Всем существом честного человека ощущал старый бурмастер, что его сын не может играть с ним комедию. Придя по волнующему их обоих делу, не нашел он для отца ни доброй улыбки, ни ласкового взгляда, — значит, вымерзла сыновняя любовь, как вымерзает в суровую зиму яблоня в саду. Но оттого, что Ахмадша все-таки пришел, причем без зова, еще дороже стал он Ярулле, однако, не переупрямив себя, Низамов резко встряхнул головой, подумал с обидой: «На ветреную девчонку променял родителей». Чуть помедлив, спросил сухо:
— Как же, товарищ инженер, доходить нам тут на водичке до забоя?

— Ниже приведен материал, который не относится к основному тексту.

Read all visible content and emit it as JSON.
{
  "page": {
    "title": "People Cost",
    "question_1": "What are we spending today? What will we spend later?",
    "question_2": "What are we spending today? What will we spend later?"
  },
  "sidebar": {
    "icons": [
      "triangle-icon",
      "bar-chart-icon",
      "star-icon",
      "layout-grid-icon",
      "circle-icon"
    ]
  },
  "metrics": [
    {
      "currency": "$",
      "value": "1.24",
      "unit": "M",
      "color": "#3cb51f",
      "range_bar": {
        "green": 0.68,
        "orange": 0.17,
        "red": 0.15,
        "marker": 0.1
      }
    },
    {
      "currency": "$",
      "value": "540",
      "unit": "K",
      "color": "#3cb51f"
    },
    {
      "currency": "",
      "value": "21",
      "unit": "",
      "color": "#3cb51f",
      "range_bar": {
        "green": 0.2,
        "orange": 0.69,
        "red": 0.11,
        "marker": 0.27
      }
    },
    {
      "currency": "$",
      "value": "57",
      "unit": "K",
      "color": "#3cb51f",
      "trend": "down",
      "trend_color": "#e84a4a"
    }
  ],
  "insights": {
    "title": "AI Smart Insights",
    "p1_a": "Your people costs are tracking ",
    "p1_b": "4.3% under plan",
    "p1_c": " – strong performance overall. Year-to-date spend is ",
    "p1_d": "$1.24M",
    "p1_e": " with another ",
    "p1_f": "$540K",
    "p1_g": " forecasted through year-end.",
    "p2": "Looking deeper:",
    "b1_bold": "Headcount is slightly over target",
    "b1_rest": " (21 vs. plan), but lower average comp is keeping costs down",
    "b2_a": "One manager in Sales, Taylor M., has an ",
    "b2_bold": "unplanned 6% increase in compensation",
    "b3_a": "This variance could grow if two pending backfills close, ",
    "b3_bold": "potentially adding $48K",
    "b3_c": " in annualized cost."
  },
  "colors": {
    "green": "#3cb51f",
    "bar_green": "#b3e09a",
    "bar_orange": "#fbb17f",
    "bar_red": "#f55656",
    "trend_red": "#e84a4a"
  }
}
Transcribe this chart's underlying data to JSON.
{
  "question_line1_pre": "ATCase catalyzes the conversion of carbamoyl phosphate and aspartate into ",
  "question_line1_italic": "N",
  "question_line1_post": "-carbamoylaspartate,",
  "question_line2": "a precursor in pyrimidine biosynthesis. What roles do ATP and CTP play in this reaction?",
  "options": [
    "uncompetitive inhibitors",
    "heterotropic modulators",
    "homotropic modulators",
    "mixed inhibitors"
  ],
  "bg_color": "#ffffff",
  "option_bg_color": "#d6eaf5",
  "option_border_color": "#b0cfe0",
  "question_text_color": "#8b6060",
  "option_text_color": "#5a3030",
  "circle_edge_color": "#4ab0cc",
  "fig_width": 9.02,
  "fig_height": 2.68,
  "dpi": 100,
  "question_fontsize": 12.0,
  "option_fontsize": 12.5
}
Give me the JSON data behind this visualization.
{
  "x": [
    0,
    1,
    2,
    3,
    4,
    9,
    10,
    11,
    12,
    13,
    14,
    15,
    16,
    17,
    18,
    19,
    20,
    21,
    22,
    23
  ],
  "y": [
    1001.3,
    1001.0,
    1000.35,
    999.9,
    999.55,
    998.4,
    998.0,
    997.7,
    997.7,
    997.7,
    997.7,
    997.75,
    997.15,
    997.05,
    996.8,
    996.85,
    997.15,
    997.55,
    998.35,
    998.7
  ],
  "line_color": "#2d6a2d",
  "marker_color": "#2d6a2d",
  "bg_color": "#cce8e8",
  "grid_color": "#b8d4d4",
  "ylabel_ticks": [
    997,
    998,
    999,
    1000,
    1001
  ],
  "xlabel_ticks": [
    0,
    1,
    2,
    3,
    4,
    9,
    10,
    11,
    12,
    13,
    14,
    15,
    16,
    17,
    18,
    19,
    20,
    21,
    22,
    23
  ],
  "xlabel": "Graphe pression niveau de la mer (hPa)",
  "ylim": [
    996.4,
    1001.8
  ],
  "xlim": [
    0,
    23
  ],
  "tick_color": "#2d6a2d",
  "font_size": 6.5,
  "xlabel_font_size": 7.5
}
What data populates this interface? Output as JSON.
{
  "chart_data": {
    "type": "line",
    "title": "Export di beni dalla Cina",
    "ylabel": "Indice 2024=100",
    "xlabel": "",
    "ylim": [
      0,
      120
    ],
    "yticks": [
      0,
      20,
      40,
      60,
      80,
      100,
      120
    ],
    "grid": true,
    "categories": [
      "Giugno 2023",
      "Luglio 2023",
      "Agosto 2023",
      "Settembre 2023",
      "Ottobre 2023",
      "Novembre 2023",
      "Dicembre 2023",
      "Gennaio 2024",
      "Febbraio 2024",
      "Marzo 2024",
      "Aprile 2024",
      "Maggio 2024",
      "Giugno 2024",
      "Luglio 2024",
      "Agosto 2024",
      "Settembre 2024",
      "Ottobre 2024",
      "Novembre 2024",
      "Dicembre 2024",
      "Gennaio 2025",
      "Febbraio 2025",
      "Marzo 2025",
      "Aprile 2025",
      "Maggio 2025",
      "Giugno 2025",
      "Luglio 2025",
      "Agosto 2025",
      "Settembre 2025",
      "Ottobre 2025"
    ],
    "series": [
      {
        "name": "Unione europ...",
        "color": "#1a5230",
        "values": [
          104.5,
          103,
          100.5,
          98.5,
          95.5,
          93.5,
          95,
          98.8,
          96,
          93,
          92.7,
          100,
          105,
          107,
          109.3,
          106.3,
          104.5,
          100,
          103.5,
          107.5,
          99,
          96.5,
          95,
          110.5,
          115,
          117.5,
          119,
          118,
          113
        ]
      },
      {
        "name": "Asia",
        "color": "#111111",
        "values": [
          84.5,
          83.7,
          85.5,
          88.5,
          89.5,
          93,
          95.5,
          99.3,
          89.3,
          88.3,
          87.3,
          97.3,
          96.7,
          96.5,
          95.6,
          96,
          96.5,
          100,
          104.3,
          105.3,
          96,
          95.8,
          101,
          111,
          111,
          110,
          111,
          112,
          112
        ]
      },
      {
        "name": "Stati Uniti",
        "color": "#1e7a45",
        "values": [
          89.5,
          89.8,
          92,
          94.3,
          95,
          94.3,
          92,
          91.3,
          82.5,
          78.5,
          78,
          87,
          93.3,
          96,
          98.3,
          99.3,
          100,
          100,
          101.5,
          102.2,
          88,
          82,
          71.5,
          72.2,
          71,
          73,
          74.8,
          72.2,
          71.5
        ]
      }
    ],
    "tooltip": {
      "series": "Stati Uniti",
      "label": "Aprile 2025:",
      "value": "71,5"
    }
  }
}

— Надо увеличивать скорости. Не шестьдесят литров в секунду давать, а все семьдесят. Это обеспечит вынос разбуренной породы на поверхность, усилит мощность турбобура.
— Понимаю, что нужна скорость да скорость. Но самое главное — нижние горизонты. Вот в чем загвоздка! О таком опыте в Исмагилове и думать нечего: скважина сразу лягнет как бешеный конь.
— Я хотел вот что предложить: пойдем к Дине Ивановне, — помолчав, сказал Ахмадша, явно волнуясь.
— А почему сам не побывал у нее?
Светло-серые глаза сына посмотрели с укором из сторожко прищуренных черных ресниц.
— Уже объяснился… Давайте поговорим все вместе, если один не можешь к ней собраться. И вообще… Она хотя промысловый геолог, но смыслит в бурении побольше геолога нашего буртреста.
Ярулла, опять внутренне заупрямясь, хотел возразить, но губы не послушались, с трудом разомкнулись, и неожиданно получилась жалкая усмешка. Обозлясь на себя, он сказал откровенно:
— Я, понимаешь, сегодня уже начал собираться к ней. Пораздумал и решил: пора кончать семейную склоку.
— Не мы с Диной Ивановной ее начинали, — напомнил Ахмадша.
Ярулла сердито засопел, но промолчал: устал он от душевной смуты.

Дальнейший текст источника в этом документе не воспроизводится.